The Chair of Council has announced the appointment of Professor Mark E Smith as our new VC, to start in October 2019.
We are hoping that Professor Smith will prioritise coming to speak to the campus trades unions who represent frontline staff here and we look forward to welcoming him at Union House. While we were not allowed a formal role in the selection process we hope that our attempts to put forward staff views about the kind of VC we need have had some impact. We delivered the UCU petition, and put forward staff views in meetings with the recruitment firm, and to senior managers. We said that we need someone who understands the damage caused by poorly managed organisational change and poor senior leadership practices. And above all we said that we needed someone who will listen to staff. We said that the new VC should have a salary and reward package more closely aligned with the public sector pay ratio. Professor Smith’s salary will be £287000, somewhat lower than the most recent VC’s pay and close to our request that the VC be paid “no more than 20 times the salary of the lowest paid employee in the University.” (Although this is before including the free house and other perks). We note that this salary does not seem to be much higher than his declared pay in 2015 (according to Wikipedia). We hope this is a good sign and that he might become a champion for our planned fair pay campaign.
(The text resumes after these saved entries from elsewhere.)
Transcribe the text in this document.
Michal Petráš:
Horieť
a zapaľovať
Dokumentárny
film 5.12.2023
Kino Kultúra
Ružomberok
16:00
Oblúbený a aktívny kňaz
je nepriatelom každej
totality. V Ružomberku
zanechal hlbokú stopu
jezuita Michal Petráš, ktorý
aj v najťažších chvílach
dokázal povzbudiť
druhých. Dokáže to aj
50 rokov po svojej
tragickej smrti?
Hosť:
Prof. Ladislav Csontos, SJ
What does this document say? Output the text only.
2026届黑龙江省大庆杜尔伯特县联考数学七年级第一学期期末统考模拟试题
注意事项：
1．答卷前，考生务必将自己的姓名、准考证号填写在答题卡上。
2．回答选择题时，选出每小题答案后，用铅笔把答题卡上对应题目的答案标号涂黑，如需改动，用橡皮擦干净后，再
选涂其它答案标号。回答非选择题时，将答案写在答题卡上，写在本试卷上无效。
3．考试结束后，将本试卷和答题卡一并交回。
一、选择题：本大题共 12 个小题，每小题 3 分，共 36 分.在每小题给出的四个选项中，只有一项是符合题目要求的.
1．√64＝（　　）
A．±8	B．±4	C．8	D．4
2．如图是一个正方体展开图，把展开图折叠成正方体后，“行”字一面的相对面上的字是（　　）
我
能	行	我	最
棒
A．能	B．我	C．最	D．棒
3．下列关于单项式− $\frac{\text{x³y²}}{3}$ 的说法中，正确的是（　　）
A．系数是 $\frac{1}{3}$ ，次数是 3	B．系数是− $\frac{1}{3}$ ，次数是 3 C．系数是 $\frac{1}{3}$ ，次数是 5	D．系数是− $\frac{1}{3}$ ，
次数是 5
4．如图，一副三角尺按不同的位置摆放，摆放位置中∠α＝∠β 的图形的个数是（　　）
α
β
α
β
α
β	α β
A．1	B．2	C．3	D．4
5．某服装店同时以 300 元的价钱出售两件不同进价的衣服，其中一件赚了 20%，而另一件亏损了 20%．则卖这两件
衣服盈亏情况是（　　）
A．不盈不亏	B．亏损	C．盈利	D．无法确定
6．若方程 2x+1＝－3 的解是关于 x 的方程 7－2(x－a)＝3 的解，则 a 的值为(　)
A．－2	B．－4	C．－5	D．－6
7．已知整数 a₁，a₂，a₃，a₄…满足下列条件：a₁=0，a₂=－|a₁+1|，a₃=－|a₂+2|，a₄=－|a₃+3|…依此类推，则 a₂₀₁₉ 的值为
So what do we know about Professor Smith? His disciplinary background is as a physicist interested in nuclear magnetic resonance and this may make him understand parts of our University better than others. He is not be confused with the singer songwriter associated with the post-punk group the Fall. He did his PhD at Warwick in 1987. His bio leads us to hope that he retains some understanding of life at the frontline of teaching and research. (We are always hopeful here at UCU). While at Lancaster new links were forged with China, so he may have similar expansionist ideas to those of our previous VCs. This campus may account for his record as 14th highest VC spender on flights, and we note the environmental issues raised by these ‘offshore operations’ that perhaps conflict with our ‘sustainability’ ambitions. We are hopeful that he will have learnt from his experiences at Lancaster and perhaps understand why large expense accounts are so problematic when frontline staff have had below inflation pay rises and cuts to pensions in successive years.
Those wondering about his relationship with the campus trades unions at Lancaster, might like to see him in action addressing the UCU Picket Line there last March. We will be talking to comrades at Lancaster UCU to find out more over the coming weeks, but our view at this time is to welcome this important appointment and to retain our optimism that Professor Smith will reverse some of the damaging senior management practices we have experienced. We sincerely hope he will work with us to help University of Southampton become Simply Better.